Trump Says FCC’s Refusal to Approve Sinclair’s Acquisition of Tribune is ‘Sad and Unfair’
WASHINGTON — President Trump weighed in on Sinclair Broadcast Group’s controversial acquisition of Tribune Media, calling the FCC’s refusal to approve the deal “sad and unfair.”
“So sad and unfair that the FCC wouldn’t approve the Sinclair Broadcast merger with Tribune,” Trump wrote on Twitter. “This would have been a great and much needed Conservative voice for and of the People. Liberal Fake News NBC and Comcast gets approved, much bigger, but not Sinclair. Disgraceful!”
Last week, FCC chairman Ajit Pai said that he had “serious concerns” about the $3.9 billion transaction, and proposed sending the merger to an administrative law judge for review. The FCC’s three other commissioners also agreed to take such a step. The FCC said that there were “material questions” of whether Sinclair Broadcast Group engaged in “a potential element of misrepresentation or lack of candor” in its effort to secure government approval.
The move of the merger review to an administrative judge will add (at least) months of further delay to complete the transaction, and Wall Street analysts now wonder if it will be scuttled altogether.
Trump appointed Pai to serve as chairman of the FCC, and later nominated him for another term. The commission now has a Republican majority.
The merger, first inked in May 2017, would combine two of the largest station groups in the country. It has triggered an outcry from public interest groups and cable industry associations, as well as scrutiny of Trump’s potential influence on the review process as he is friends with Sinclair’s executive chairman, David Smith. But the President also is friends with Chris Ruddy, the CEO of Newsmax, which has been among the most vocal opponents of the merger.
Sinclair’s plan to buy Tribune also has raised hackles among some critics on the left, who point to Sinclair’s mandates to run conservative commentaries across its outlets as a sign that the company will move its local newscasts further in a partisan direction. One of Trump’s former communications spokespersons, Boris Epshteyn, is chief political analyst at Sinclair.
Sinclair has pushed back against criticism that such program mandates threaten localism, but Trump’s tweet certainly will add to the speculation that the broadcast group’s ambitions are to launch some kind of conservative news network.
Trump’s reference to Comcast was for its merger with NBC Universal, which the FCC approved in 2011, when the commission had a Democratic majority.
Sinclair denies that it misrepresented details of the merger to the FCC.

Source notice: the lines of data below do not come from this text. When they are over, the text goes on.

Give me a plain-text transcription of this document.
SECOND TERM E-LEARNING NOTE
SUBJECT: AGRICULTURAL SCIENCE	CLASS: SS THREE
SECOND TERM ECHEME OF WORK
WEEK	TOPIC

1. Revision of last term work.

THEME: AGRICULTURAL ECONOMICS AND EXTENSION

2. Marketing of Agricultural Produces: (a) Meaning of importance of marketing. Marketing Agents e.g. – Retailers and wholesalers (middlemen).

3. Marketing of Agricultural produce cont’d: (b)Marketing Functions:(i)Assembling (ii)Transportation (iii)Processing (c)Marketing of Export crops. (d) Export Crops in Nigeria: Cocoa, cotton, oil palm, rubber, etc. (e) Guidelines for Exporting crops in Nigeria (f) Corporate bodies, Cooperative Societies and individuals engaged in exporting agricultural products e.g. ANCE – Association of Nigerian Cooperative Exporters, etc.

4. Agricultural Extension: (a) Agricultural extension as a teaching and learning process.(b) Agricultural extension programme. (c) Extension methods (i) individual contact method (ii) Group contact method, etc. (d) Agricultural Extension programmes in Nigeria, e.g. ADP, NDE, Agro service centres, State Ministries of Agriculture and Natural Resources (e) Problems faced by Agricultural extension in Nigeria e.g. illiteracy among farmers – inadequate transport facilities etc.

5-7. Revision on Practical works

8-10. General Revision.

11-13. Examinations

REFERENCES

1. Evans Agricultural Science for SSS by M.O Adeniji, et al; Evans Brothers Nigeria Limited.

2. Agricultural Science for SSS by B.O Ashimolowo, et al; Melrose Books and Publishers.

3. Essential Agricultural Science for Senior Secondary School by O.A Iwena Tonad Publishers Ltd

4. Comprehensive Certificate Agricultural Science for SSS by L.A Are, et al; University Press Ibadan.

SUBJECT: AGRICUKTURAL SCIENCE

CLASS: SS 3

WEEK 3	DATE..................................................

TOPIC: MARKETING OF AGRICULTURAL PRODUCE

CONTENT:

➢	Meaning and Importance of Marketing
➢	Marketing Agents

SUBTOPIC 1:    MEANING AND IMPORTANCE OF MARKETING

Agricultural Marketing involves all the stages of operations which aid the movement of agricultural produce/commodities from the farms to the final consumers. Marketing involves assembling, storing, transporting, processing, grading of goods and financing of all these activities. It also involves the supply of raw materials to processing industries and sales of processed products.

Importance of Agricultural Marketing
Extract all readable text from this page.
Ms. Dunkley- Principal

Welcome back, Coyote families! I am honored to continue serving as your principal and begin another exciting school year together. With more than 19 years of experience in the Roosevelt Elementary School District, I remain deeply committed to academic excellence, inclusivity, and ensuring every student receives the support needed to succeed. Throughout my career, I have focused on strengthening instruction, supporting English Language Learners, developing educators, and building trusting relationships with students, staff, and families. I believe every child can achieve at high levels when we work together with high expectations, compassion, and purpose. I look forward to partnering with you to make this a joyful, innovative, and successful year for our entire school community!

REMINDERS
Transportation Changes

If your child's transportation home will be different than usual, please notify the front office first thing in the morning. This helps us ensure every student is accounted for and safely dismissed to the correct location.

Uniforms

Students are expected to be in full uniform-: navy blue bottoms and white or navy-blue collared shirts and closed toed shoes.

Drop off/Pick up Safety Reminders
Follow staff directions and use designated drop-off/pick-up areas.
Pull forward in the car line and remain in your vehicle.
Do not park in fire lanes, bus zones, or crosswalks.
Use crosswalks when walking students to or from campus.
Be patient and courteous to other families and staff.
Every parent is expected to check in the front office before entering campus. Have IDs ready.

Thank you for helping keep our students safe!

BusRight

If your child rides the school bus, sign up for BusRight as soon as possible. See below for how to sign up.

Among other things, the FCC zeroed in on the business ties between Smith and businessman Steven Fader in connection with the plan to sell Tribune’s WGN-TV Chicago to a new entity controlled by Fader for $60 million. That plan sparked concern from merger opponents because the purchase price was so far below fair market value for a Chicago TV station. Fader is CEO of Atlantic Automotive Group, in which Smith has an equity interest and also sits on its board. The commission’s order noted that Fader had no prior broadcast TV experience, and the transaction was structured as to give Sinclair sway over the station’s operations.